🤖 AI Summary
To address the low intelligibility and speaker identity loss inherent in dysarthric speech, this paper proposes the first speech reconstruction framework based on Latent Diffusion Models (LDMs). Methodologically, we innovatively adapt LDMs to jointly model phoneme-level content restoration and speaker identity preservation: robust phoneme embeddings are extracted using self-supervised learning (SSL) models (e.g., wav2vec 2.0), then integrated with dedicated phoneme and speaker identity encoders; a context-aware learning mechanism further enables identity-conditioned generation. Experiments on the UASpeech dataset demonstrate significant improvements—18.7% reduction in Word Error Rate (WER) and 23.5% increase in speaker similarity (measured by cosine similarity)—thereby establishing a novel paradigm for dysarthric speech enhancement.
📝 Abstract
Dysarthric speech reconstruction (DSR) aims to convert dysarthric speech into comprehensible speech while maintaining the speaker's identity. Despite significant advancements, existing methods often struggle with low speech intelligibility and poor speaker similarity.

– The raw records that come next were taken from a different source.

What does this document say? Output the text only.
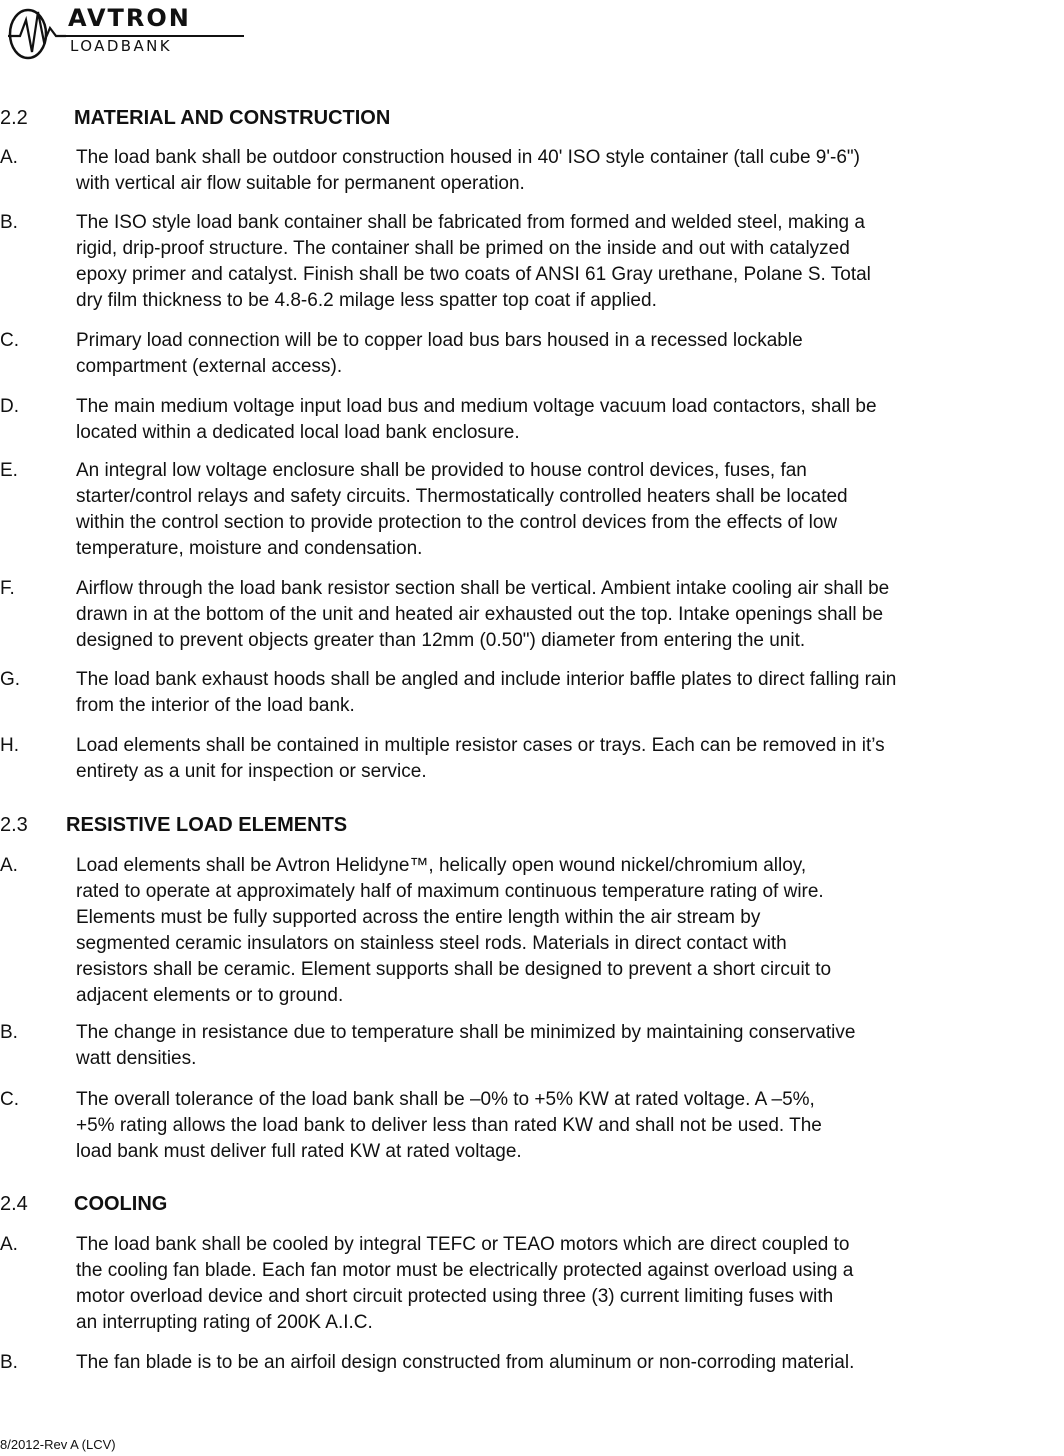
AVTRON
LOADBANK
2.2 MATERIAL AND CONSTRUCTION
A.	The load bank shall be outdoor construction housed in 40' ISO style container (tall cube 9'-6")
with vertical air flow suitable for permanent operation.
B.	The ISO style load bank container shall be fabricated from formed and welded steel, making a
rigid, drip-proof structure. The container shall be primed on the inside and out with catalyzed
epoxy primer and catalyst. Finish shall be two coats of ANSI 61 Gray urethane, Polane S. Total
dry film thickness to be 4.8-6.2 milage less spatter top coat if applied.
C.	Primary load connection will be to copper load bus bars housed in a recessed lockable
compartment (external access).
D.	The main medium voltage input load bus and medium voltage vacuum load contactors, shall be
located within a dedicated local load bank enclosure.
E.	An integral low voltage enclosure shall be provided to house control devices, fuses, fan
starter/control relays and safety circuits. Thermostatically controlled heaters shall be located
within the control section to provide protection to the control devices from the effects of low
temperature, moisture and condensation.
F.	Airflow through the load bank resistor section shall be vertical. Ambient intake cooling air shall be
drawn in at the bottom of the unit and heated air exhausted out the top. Intake openings shall be
designed to prevent objects greater than 12mm (0.50") diameter from entering the unit.
G.	The load bank exhaust hoods shall be angled and include interior baffle plates to direct falling rain
from the interior of the load bank.
H.	Load elements shall be contained in multiple resistor cases or trays. Each can be removed in it’s
entirety as a unit for inspection or service.
2.3 RESISTIVE LOAD ELEMENTS
A.	Load elements shall be Avtron Helidyne™, helically open wound nickel/chromium alloy,
rated to operate at approximately half of maximum continuous temperature rating of wire.
Elements must be fully supported across the entire length within the air stream by
segmented ceramic insulators on stainless steel rods. Materials in direct contact with
resistors shall be ceramic. Element supports shall be designed to prevent a short circuit to
adjacent elements or to ground.
B.	The change in resistance due to temperature shall be minimized by maintaining conservative
watt densities.
C.	The overall tolerance of the load bank shall be –0% to +5% KW at rated voltage. A –5%,
+5% rating allows the load bank to deliver less than rated KW and shall not be used. The
load bank must deliver full rated KW at rated voltage.
2.4 COOLING
A.	The load bank shall be cooled by integral TEFC or TEAO motors which are direct coupled to
the cooling fan blade. Each fan motor must be electrically protected against overload using a
motor overload device and short circuit protected using three (3) current limiting fuses with
an interrupting rating of 200K A.I.C.
B.	The fan blade is to be an airfoil design constructed from aluminum or non-corroding material.
8/2012-Rev A (LCV)
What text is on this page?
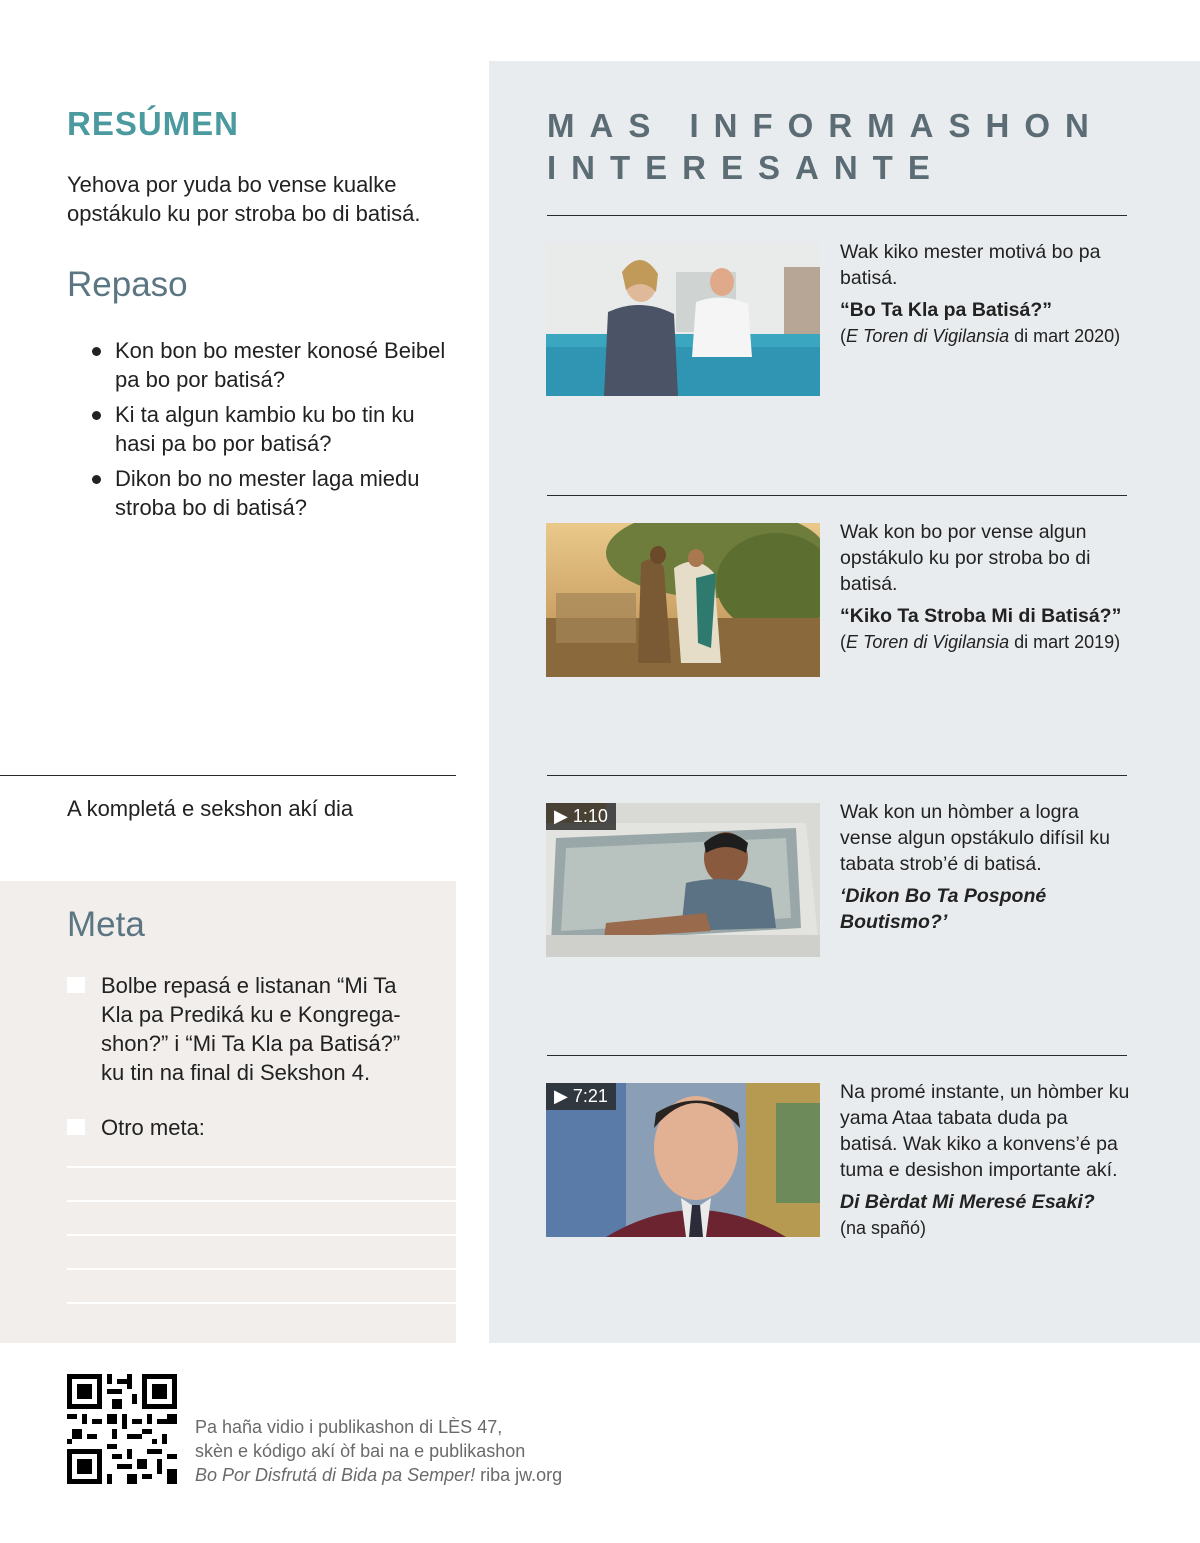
MAS INFORMASHON
INTERESANTE
Wak kiko mester motivá bo pa batisá.
“Bo Ta Kla pa Batisá?”
(E Toren di Vigilansia di mart 2020)
Wak kon bo por vense algun opstákulo ku por stroba bo di batisá.
“Kiko Ta Stroba Mi di Batisá?”
(E Toren di Vigilansia di mart 2019)
▶ 1:10	Wak kon un hòmber a logra vense algun opstákulo difísil ku tabata strob’é di batisá.
‘Dikon Bo Ta Posponé Boutismo?’
▶ 7:21	Na promé instante, un hòmber ku yama Ataa tabata duda pa batisá. Wak kiko a konvens’é pa tuma e desishon importante akí.
Di Bèrdat Mi Meresé Esaki?
(na spañó)
RESÚMEN
Yehova por yuda bo vense kualke opstákulo ku por stroba bo di batisá.
Repaso
Kon bon bo mester konosé Beibel pa bo por batisá?
Ki ta algun kambio ku bo tin ku hasi pa bo por batisá?
Dikon bo no mester laga miedu stroba bo di batisá?
A kompletá e sekshon akí dia
Meta
Bolbe repasá e listanan “Mi Ta Kla pa Prediká ku e Kongrega-shon?” i “Mi Ta Kla pa Batisá?” ku tin na final di Sekshon 4.
Otro meta:
Pa haña vidio i publikashon di LÈS 47,
skèn e kódigo akí òf bai na e publikashon
Bo Por Disfrutá di Bida pa Semper! riba jw.org
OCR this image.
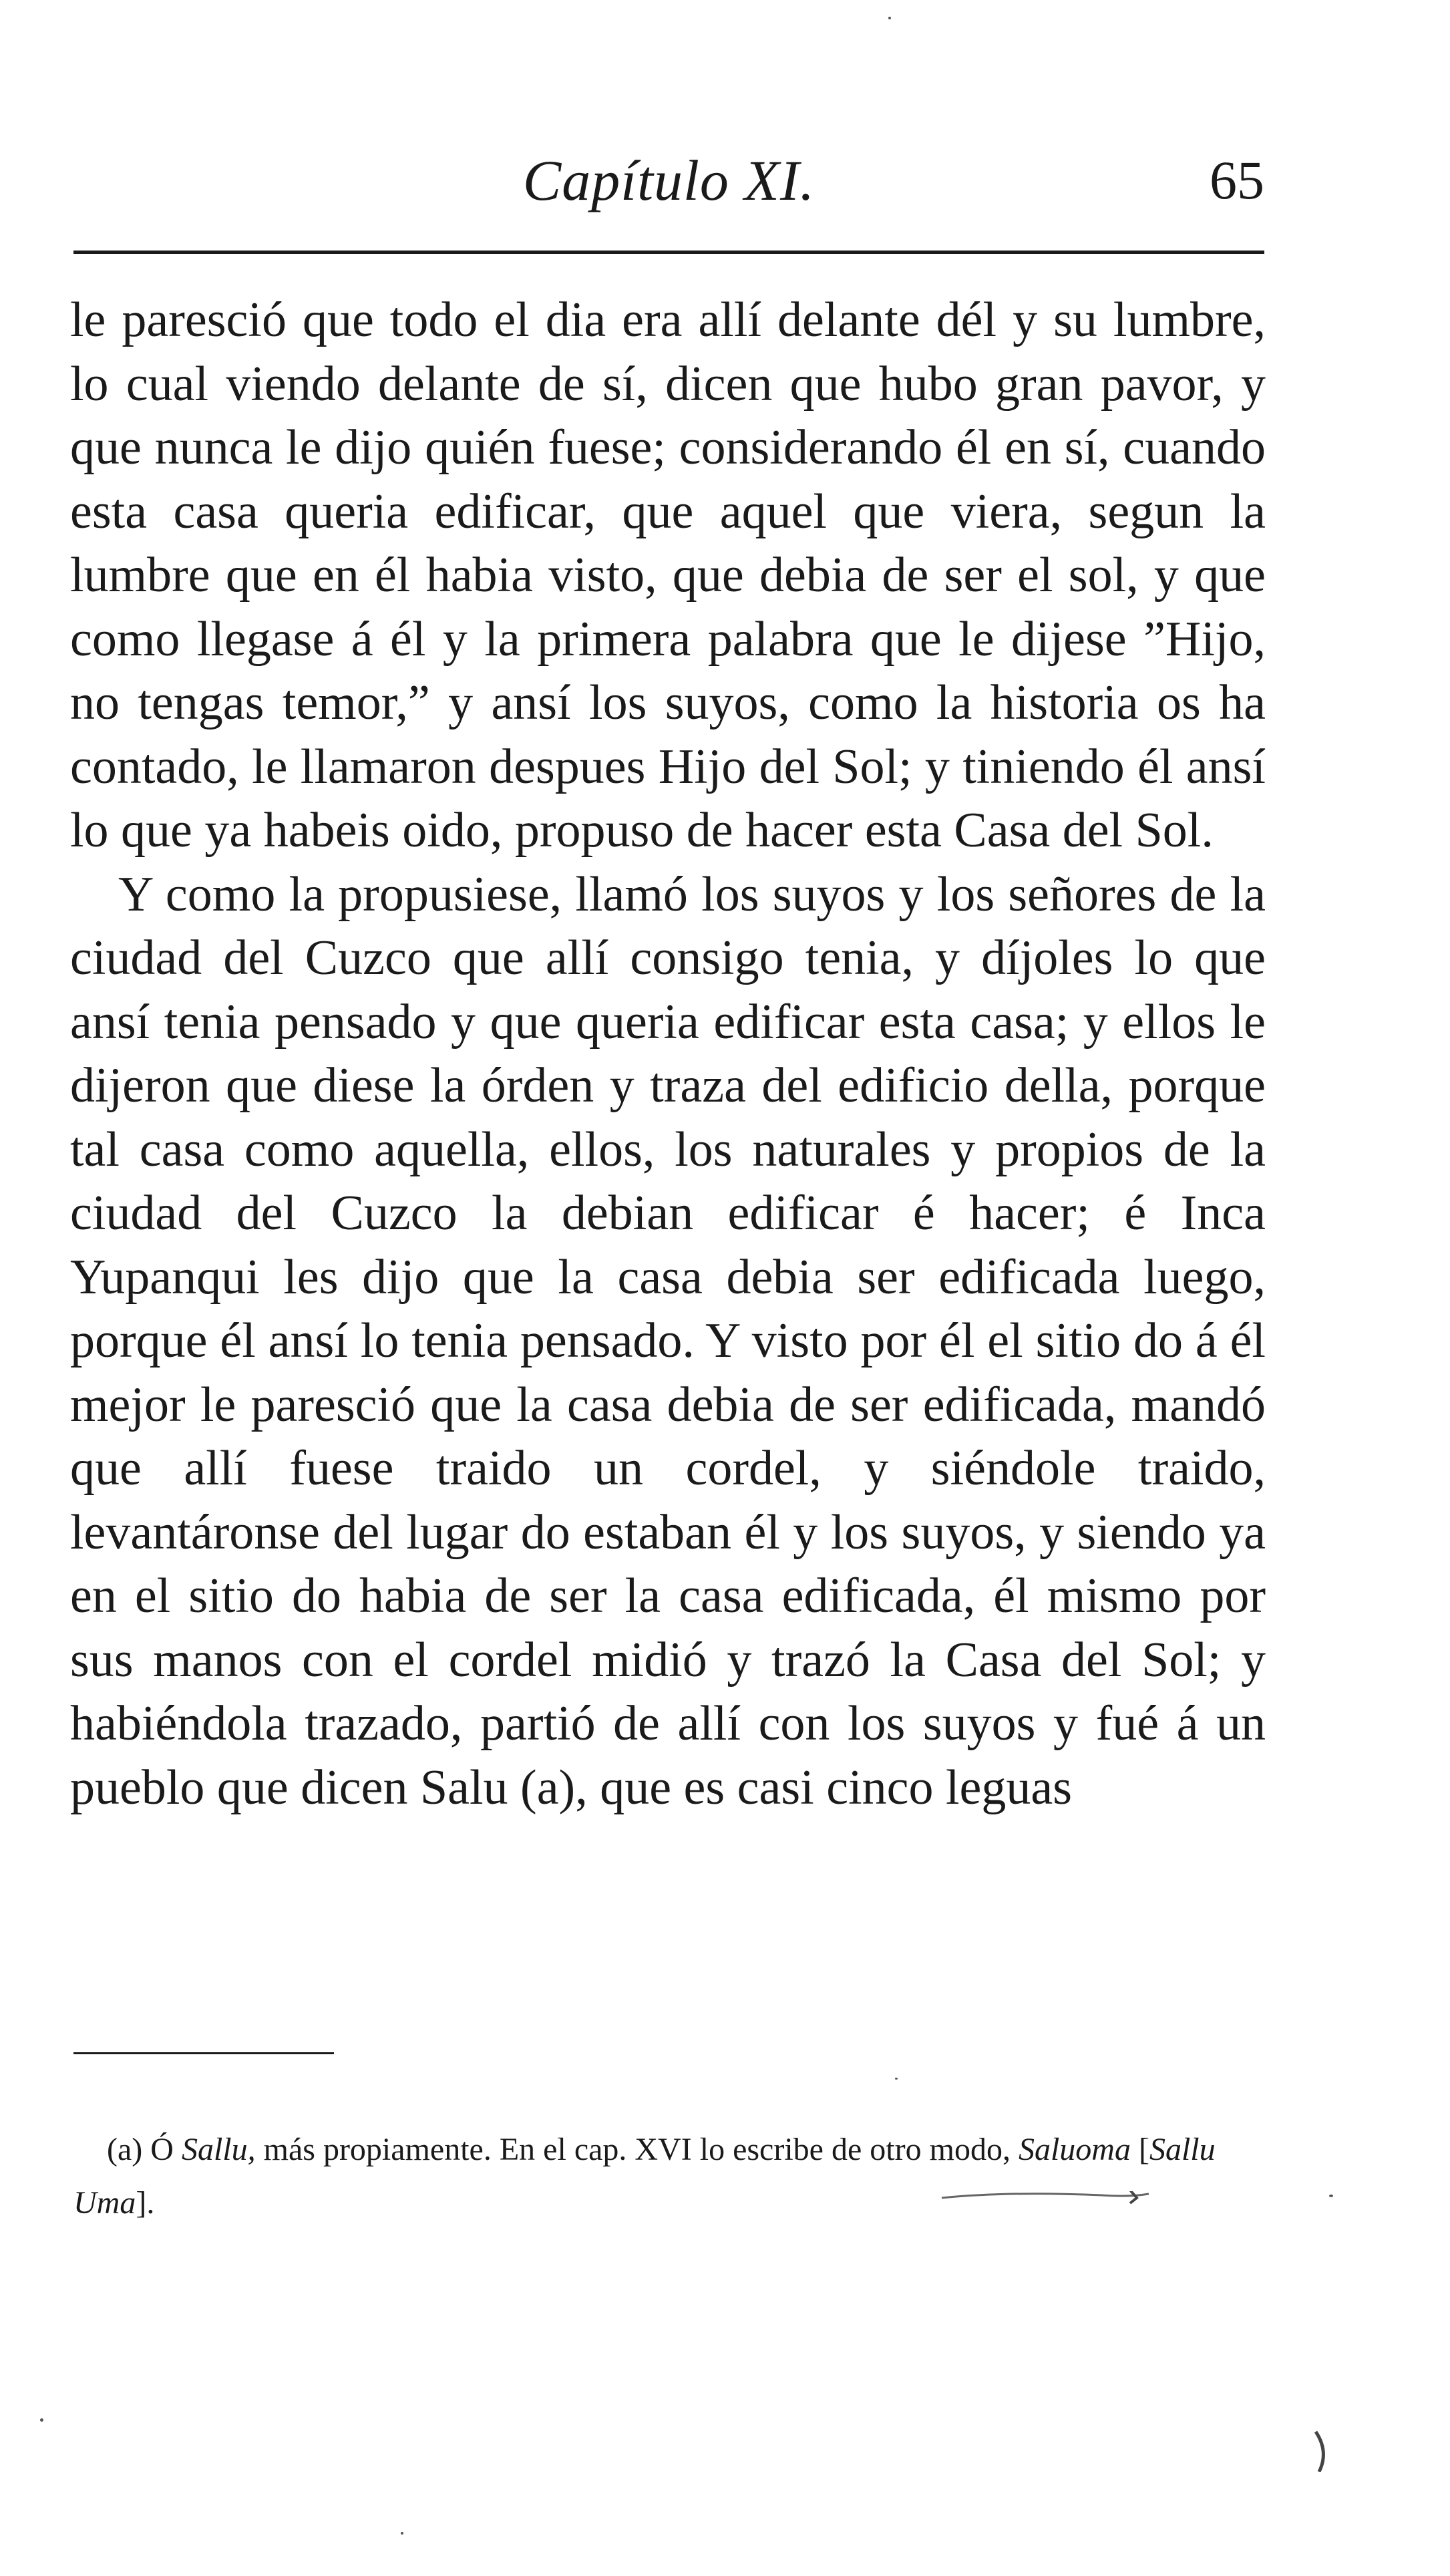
Capítulo XI.	65

le paresció que todo el dia era allí delante dél y su lumbre, lo cual viendo delante de sí, dicen que hubo gran pavor, y que nunca le dijo quién fuese; considerando él en sí, cuando esta casa queria edificar, que aquel que viera, segun la lumbre que en él habia visto, que debia de ser el sol, y que como llegase á él y la primera palabra que le dijese ”Hijo, no tengas temor,” y ansí los suyos, como la historia os ha contado, le llamaron despues Hijo del Sol; y tiniendo él ansí lo que ya habeis oido, propuso de hacer esta Casa del Sol.

Y como la propusiese, llamó los suyos y los señores de la ciudad del Cuzco que allí consigo tenia, y díjoles lo que ansí tenia pensado y que queria edificar esta casa; y ellos le dijeron que diese la órden y traza del edificio della, porque tal casa como aquella, ellos, los naturales y propios de la ciudad del Cuzco la debian edificar é hacer; é Inca Yupanqui les dijo que la casa debia ser edificada luego, porque él ansí lo tenia pensado. Y visto por él el sitio do á él mejor le paresció que la casa debia de ser edificada, mandó que allí fuese traido un cordel, y siéndole traido, levantáronse del lugar do estaban él y los suyos, y siendo ya en el sitio do habia de ser la casa edificada, él mismo por sus manos con el cordel midió y trazó la Casa del Sol; y habiéndola trazado, partió de allí con los suyos y fué á un pueblo que dicen Salu (a), que es casi cinco leguas

(a) Ó Sallu, más propiamente. En el cap. XVI lo escribe de otro modo, Saluoma [Sallu Uma].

In this study, we introduce a novel diffusion-based DSR system that leverages a latent diffusion model to enhance the quality of speech reconstruction. Our model comprises: (i) a speech content encoder for phoneme embedding restoration via pre-trained self-supervised learning (SSL) speech foundation models; (ii) a speaker identity encoder for speaker-aware identity preservation by in-context learning mechanism; (iii) a diffusion-based speech generator to reconstruct the speech based on the restored phoneme embedding and preserved speaker identity. Through evaluations on the widely-used UASpeech corpus, our proposed model shows notable enhancements in speech intelligibility and speaker similarity.